| Ahmet Tekin |
İslâm’a planlı cephe alarak, müslümanlığı, müslüman nesilleri yozlaştırma, yok etme suçu işleyen güç ve iktidar sahibi âsilerin, suçluların, günahkârların halini soruyorlar.
|
| Ali Ünal |
Hayatları günah hasadından ibaret inkârcı suçlular hakkında; (ve o suçlularla aralarında şu konuşma geçer):
|
| Bayraktar Bayraklı |
(39-42) Ancak sağdakiler hariçtir. Onlar cennetlerde olacak ve suçlulara soracaklardır. “Sizi Sekar'a sürükleyen nedir?”
|
| Bekir Sadak |
(39-42) Ancak, defteri sagdan verilenler boyle degildir; onlar cennettedirler. Suclulara: «Sizi bu yakici atese surukleyen nedir?» diye sorarlar.
|
| Celal Yıldırım |
(40-41) Cennetlerde, suçlu günahkârlar hakkında birbirlerinden sorarlar :
|
| Cemal Külünkoğlu |
(40-42) Onlar cennetlerdedirler. Suçlular: “Sizi şu cehenneme sürükleyip iten nedir?” (diye uzaktan sorarlar.)
|
| Diyanet İşleri (eski) |
(39-42) Ancak, defteri sağdan verilenler böyle değildir; onlar cennettedirler.

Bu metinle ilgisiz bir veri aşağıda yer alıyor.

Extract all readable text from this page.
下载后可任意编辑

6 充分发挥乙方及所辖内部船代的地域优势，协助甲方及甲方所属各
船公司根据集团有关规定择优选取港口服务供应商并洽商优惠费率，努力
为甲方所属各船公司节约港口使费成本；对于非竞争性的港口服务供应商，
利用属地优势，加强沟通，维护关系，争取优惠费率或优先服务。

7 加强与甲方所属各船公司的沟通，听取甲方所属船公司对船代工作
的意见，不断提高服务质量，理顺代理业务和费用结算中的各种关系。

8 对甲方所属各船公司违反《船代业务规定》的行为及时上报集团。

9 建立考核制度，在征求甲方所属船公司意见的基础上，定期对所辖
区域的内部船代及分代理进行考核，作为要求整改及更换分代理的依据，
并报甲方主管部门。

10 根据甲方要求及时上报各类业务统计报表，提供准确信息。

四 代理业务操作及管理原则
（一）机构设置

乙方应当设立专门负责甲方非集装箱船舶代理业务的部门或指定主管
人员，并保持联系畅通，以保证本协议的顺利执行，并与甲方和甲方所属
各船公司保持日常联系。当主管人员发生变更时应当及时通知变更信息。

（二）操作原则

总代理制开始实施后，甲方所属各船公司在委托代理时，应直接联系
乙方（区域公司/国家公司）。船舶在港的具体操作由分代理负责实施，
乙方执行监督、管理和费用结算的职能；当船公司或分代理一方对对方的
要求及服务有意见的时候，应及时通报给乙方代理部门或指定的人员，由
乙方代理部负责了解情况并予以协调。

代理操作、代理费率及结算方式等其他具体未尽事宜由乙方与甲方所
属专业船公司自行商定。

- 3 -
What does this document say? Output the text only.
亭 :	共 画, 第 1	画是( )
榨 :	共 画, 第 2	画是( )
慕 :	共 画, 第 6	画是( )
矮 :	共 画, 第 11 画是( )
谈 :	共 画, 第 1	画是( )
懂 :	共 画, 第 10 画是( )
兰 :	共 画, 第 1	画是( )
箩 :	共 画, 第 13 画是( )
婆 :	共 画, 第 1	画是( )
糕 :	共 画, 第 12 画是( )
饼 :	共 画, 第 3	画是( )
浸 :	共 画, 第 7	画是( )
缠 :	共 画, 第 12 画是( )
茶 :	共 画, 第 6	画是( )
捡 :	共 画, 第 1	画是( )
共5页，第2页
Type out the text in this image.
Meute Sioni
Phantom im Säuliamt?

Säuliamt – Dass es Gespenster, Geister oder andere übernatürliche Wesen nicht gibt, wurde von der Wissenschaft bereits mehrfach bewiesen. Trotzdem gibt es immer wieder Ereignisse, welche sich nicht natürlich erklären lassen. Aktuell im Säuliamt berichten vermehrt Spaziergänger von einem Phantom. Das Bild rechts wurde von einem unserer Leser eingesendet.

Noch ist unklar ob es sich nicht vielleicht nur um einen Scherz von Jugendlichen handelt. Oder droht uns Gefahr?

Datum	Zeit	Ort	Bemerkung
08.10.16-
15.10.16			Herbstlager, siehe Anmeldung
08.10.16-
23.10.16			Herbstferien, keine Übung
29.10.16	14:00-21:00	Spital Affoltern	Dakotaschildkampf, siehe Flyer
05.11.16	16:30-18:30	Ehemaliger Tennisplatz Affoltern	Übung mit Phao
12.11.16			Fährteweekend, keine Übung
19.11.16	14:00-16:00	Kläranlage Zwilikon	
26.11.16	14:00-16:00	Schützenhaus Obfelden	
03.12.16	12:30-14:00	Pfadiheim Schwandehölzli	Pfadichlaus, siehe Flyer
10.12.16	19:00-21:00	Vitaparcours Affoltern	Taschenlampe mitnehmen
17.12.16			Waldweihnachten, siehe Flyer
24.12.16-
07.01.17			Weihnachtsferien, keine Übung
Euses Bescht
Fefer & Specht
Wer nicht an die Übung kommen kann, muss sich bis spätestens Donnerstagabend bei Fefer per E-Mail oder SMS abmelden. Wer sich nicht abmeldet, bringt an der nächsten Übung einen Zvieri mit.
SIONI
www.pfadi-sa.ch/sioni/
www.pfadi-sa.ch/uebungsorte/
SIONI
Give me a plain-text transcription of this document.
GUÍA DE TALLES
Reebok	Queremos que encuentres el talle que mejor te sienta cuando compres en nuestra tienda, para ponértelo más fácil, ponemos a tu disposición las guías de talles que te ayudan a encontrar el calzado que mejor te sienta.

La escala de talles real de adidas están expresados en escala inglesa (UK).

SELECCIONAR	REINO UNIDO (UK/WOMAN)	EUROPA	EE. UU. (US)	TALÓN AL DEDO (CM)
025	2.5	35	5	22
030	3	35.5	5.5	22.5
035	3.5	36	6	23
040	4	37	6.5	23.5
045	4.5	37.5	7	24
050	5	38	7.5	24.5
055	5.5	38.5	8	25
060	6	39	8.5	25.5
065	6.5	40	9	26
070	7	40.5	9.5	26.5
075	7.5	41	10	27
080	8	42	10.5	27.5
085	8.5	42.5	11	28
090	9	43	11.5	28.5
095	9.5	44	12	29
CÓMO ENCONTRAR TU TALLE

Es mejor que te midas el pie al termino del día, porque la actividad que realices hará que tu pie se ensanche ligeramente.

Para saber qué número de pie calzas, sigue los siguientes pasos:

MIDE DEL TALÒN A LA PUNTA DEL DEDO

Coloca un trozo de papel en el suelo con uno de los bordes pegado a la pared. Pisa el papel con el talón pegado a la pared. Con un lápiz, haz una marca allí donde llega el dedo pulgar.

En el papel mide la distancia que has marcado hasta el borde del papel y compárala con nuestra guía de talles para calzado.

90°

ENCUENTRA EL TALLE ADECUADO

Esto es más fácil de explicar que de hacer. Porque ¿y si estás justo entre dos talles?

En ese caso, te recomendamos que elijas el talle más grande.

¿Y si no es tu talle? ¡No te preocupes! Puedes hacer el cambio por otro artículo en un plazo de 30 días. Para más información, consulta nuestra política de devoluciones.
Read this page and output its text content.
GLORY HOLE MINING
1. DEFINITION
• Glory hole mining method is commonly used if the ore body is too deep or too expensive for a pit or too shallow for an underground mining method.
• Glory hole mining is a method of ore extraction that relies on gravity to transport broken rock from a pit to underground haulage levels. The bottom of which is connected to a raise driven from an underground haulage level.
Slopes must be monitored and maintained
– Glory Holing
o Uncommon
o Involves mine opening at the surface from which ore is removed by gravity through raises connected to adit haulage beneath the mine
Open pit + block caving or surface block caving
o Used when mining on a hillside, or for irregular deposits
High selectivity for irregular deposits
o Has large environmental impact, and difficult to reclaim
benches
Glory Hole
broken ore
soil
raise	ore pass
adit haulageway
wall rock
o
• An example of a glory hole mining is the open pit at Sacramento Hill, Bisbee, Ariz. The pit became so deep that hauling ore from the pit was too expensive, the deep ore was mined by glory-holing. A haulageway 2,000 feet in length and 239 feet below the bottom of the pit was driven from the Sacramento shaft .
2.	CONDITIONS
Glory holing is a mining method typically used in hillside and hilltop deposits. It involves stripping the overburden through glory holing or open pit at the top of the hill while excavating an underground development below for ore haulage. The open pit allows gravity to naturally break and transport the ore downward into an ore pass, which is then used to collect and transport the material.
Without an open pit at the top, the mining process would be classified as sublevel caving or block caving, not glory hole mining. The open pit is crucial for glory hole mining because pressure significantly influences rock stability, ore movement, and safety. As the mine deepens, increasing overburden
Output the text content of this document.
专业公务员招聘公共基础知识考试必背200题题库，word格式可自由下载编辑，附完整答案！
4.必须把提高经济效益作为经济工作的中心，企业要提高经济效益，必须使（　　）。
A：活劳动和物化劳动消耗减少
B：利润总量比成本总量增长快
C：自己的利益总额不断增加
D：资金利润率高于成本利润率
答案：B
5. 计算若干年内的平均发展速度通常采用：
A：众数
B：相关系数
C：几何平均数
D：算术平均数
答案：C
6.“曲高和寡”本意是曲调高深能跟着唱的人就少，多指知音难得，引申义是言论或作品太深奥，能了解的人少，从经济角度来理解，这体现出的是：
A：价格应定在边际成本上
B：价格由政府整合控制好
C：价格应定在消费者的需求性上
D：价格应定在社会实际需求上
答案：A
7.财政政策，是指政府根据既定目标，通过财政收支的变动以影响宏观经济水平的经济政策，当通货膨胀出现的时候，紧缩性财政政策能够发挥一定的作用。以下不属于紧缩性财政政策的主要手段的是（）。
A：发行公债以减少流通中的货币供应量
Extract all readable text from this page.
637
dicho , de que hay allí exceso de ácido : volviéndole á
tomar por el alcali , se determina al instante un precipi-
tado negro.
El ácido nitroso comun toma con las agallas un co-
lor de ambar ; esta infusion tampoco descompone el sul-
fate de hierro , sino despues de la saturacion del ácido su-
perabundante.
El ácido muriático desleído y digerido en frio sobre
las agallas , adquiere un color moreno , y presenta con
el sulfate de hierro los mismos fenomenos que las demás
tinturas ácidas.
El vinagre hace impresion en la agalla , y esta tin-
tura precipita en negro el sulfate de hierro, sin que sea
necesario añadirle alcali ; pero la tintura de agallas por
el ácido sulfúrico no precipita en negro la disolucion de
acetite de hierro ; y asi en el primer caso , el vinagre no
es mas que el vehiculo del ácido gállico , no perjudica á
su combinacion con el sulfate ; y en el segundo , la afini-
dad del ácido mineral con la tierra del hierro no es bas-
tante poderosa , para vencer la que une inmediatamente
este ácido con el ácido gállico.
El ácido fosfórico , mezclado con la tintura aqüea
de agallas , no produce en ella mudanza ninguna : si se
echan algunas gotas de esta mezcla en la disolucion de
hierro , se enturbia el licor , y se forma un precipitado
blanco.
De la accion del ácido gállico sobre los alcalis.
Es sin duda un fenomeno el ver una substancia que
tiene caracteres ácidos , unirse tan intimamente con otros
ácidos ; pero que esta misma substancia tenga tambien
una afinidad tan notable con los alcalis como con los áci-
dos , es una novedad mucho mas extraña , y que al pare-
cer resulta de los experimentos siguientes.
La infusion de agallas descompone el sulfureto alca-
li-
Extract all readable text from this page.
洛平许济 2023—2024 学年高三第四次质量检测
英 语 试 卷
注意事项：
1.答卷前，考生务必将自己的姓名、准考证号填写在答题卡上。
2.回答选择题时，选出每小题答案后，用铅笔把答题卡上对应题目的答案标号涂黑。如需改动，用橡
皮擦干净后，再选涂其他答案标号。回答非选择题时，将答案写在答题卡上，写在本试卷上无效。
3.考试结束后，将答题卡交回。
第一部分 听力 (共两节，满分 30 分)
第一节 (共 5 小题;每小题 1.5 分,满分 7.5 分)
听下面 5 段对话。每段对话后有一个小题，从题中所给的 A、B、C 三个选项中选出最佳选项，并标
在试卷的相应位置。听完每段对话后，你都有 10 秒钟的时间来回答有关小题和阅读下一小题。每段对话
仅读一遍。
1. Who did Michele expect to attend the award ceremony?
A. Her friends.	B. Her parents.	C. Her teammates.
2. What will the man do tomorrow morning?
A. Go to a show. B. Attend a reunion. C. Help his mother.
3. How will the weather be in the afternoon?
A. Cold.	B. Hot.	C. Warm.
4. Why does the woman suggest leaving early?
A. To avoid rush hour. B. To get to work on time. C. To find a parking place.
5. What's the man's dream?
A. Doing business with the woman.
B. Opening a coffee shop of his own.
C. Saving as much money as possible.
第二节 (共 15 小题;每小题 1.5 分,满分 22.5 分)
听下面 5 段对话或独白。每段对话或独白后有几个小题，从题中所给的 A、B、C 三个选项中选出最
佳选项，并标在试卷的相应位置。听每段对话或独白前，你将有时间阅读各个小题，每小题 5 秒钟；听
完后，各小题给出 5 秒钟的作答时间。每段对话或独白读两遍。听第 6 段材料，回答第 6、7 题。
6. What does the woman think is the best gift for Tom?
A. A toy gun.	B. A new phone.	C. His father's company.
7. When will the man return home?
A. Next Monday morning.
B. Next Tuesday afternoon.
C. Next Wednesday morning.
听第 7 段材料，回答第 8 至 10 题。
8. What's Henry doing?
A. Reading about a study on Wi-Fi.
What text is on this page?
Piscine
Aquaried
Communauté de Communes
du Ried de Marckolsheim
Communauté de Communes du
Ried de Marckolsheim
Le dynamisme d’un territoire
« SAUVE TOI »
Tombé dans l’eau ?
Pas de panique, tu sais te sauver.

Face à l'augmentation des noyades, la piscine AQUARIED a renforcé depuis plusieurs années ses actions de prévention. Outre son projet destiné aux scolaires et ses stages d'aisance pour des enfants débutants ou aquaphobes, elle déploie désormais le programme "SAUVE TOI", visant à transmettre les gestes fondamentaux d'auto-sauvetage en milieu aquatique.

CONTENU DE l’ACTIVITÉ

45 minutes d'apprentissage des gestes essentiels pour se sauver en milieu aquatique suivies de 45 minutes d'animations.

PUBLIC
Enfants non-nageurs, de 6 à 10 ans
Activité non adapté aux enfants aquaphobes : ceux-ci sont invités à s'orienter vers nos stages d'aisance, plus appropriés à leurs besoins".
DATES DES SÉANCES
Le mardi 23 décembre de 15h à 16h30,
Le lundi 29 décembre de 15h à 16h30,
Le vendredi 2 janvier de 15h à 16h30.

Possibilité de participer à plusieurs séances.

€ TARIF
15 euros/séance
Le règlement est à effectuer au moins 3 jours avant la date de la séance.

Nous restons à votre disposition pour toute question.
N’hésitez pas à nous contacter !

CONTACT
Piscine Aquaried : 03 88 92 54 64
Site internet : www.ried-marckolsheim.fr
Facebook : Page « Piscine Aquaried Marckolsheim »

Suçlulara: 'Sizi bu yakıcı ateşe sürükleyen nedir?' diye sorarlar.
|
| Diyanet Vakfi |
(40-42) Onlar cennetler içindedir. Günahkârlara: Sizi şu yakıcı ateşe sokan nedir? diye uzaktan uzağa sorarlar.
|
| Hakkı Yılmaz |
40-41 Sağın yaranı, bahçelerdedirler. Suçlulardan soruşur dururlar:
|
| Hasan Basri Çantay |
günahkârları (n hallerini):
|
| Hayrat Neşriyat |
(40-41) (Onlar) Cennetlerdedir; birbirlerine suçlular(ın hâlin)den sorarlar.
|
| İskender Evrenosoğlu |
Mücrimlerden (suçlulardan).
|
| Kadri Çelik |
Suçlu günahkârların durumunu.
|
| Mehmet Ali Eroğlu |
(40-41) Mücrimlerin durumu "nedir diye" cennette onlar birbirlerine sorarlar.
|
| Mehmet Okuyan |
40-42 Cennetlerdeyken “Sizi ateşe sürükleyen nedir?” diye suçluların durumundan soracaklar.
|
| Muhammed Celal Şems |
(40-42) (Onlar,) Cennette olacaklar ve suçlulara: “Sizi Cehennem’e götüren nedir?” (diye) soracaklar.
|
| Mustafa Çevik |
40-47 İman edip sorumluluklarını yerine getirenler, cennet nimetleri ile yaşarken, cehennem azabı içinde kıvrananlara soracaklar: “Sizi bu kavurucu ateşe sokan
nedir?” Onlar da şöyle cevap verecekler: “Dünya hayatında batıla dalanlarla birlikte
biz de dalardık, yoksulu doyurmaz, namaz kılmaz ve Hesap Günü ile karşılaşacağımıza inanmazdık. Sonunda ölüm gelip çattı ve bu gerçekle yüz yüze geldik.”
|
| Mustafa İslamoğlu |
günahı hayat tarzı edinenlere:
|
| Ömer Nasuhi Bilmen |
(41-42) Günahkârlardan. «Sizi cehennemde bulunmaya ne şey sevketti?»
|
| Suat Yıldırım |
(40-42) Onlar mutlaka cennetlerde mücrimlerin durumu hakkında, kendi aralarında konuşurlar. O suçlulara: "Neydi bu cehenneme sizi sürükleyen?" diye sorulur.